As wireless sensors continue to proliferate in process automation with the growth of the Industrial Internet of Things (IIoT), ensuring their networks accurately communicate the various messages is essential. Noting the unique communications of frogs, researchers at Osaka University and University of Tsukuba in Japan conducted research to leverage the natural communication method to improve wireless network communications.
Recently published in the journal Royal Society Open Science with the title “Mathematical modelling and application of frog choruses as an autonomous distributed communication system,” the research looked at the calling patterns of three male Japanese tree frogs. The team placed the frogs inside individual cages to record their communications during various time intervals. From this, they found that frogs avoid overlapping one another with their calls and alternate between croaking and silence. Using this data, the team developed a mathematical model that adapted this information for wireless network communications.
“We found neighboring frogs avoided temporal overlap, which allows a clear path for individual voices to be heard. In this same way, neighboring nodes in a sensor network need to alternate the timings of data transmission so the data packets don’t collide,” study co-author Daichi Kominami explained in a statement.

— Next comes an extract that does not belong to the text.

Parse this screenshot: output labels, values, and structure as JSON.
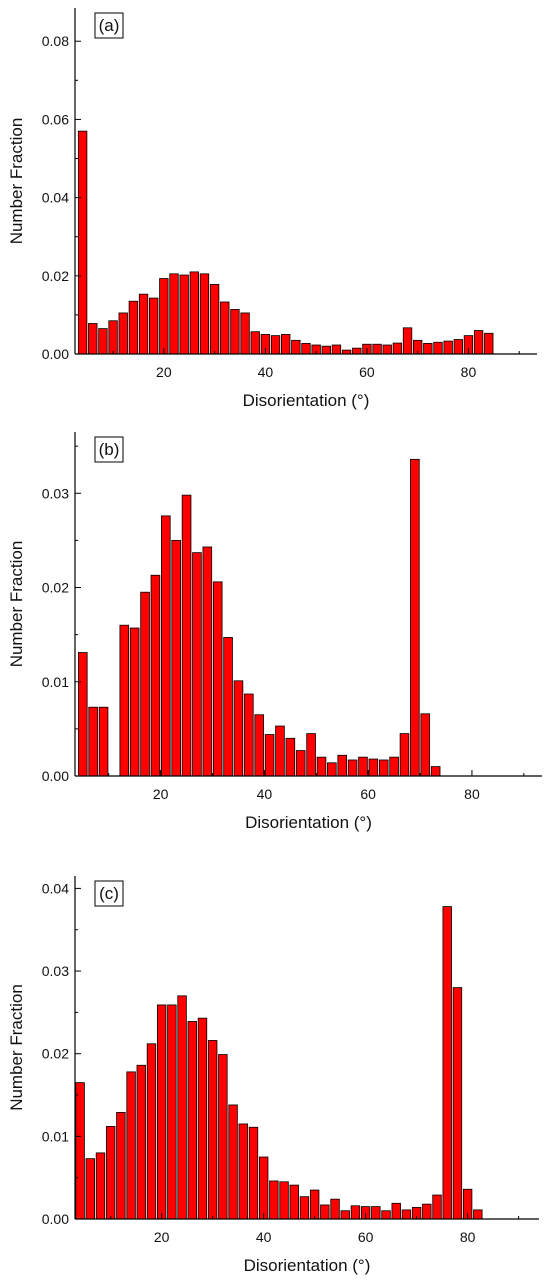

The researchers also noticed times of collective silence and choruses, which featured deterministic overlap avoidance with collective calls being more stochastic. Additionally, the pattern of silence allows the frogs to rest and conserve energy. Taking their research further, the researchers created another model that adopted the frogs’ interaction patterns to a phase-based format.
Lead author Ikkyu Aihara explained in a statement: “We modeled the calling and silent states in a deterministic way, while modeled transitions to and from them in a stochastic way. These models qualitatively reproduced the calling pattern of actual frogs and were then helpful in designing autonomous distributed communication systems.”
Finally, the team utilized the model for data traffic management in a wireless sensor network and found that the short-time-scale alteration was effective in avoiding data packet collisions, and cyclic and collective transitions in long-time scale helped regulate energy consumption, the article reports.
Creating better communications within wireless sensor networks is important for many industries, but who could have guessed that it would be frogs that would show us the way?